"Look at me!" it said then. "I am the queen of all the wheat. I have a crown."
"No." said its learned companion. "You are now an ear of wheat."
And in a short time all the other stalks wore the same kind of crown, and it found out that the learned blade was right, and that it was only an ear, after all.
And now the weather had grown still warmer and the trees were covered with leaves, and the birds sang and built their nests in them and laid their little blue eggs, and in time, wonderful to relate, there came baby birds, that were always opening their mouths for food, and crying "peep, peep," to their fathers and mothers. There were more butterflies floating about on their amber and purple wings, and the gold and green beetles were so busy they had no time to talk.

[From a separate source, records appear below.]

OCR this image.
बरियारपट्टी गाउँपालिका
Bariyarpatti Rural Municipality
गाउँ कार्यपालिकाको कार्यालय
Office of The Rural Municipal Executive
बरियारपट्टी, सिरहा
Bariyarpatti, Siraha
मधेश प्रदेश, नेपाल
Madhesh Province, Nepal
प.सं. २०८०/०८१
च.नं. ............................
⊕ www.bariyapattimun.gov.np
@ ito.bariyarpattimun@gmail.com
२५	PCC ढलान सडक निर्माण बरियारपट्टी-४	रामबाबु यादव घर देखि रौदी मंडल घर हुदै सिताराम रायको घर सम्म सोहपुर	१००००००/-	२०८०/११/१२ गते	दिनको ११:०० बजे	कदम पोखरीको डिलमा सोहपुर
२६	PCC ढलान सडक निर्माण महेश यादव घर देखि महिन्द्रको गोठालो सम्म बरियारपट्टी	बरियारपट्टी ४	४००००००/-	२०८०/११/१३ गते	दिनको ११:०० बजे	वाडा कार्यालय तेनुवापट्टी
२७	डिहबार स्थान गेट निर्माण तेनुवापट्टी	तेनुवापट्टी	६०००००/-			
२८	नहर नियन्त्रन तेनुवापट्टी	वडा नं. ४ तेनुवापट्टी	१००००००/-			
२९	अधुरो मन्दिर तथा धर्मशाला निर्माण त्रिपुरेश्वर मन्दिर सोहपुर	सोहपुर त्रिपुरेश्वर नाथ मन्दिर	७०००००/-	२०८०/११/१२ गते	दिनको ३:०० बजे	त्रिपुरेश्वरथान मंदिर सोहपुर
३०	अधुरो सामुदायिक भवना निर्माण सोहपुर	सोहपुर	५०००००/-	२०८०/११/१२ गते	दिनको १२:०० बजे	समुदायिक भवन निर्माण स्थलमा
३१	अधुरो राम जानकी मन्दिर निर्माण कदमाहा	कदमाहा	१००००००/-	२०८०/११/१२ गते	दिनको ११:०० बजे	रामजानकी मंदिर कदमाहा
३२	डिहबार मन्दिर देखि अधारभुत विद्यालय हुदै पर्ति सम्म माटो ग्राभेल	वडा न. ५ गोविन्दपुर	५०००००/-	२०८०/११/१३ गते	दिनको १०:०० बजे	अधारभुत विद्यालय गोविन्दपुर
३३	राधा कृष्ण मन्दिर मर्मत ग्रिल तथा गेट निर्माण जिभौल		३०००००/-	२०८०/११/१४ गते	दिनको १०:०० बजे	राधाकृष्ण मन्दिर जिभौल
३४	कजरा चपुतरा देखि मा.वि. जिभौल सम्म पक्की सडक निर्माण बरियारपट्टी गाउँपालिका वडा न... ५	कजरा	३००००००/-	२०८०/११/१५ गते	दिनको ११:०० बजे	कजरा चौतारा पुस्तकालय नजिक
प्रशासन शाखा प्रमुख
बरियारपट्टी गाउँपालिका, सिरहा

"Well!" said the proud ear of wheat (you remember it was an ear by this time) to its companion one day. "You see, you were right again. I am not so green as I was. I am turning yellow—but yellow is the colour of gold, and I don't object to looking like gold."
"You will soon be ripe," said its friend.
"And what will happen then?"
"The reaping-machine will come and cut you down, and other strange things will happen."
"There I make a stand," said the proud ear, "I will not be cut down."
But it was just as the wise ear said it would be. Not long after a reaping-machine was brought and driven back and forth in the fields, and down went all the wheat ears before the great knives. But it did not hurt the wheat, of course, and only the proud ear felt angry.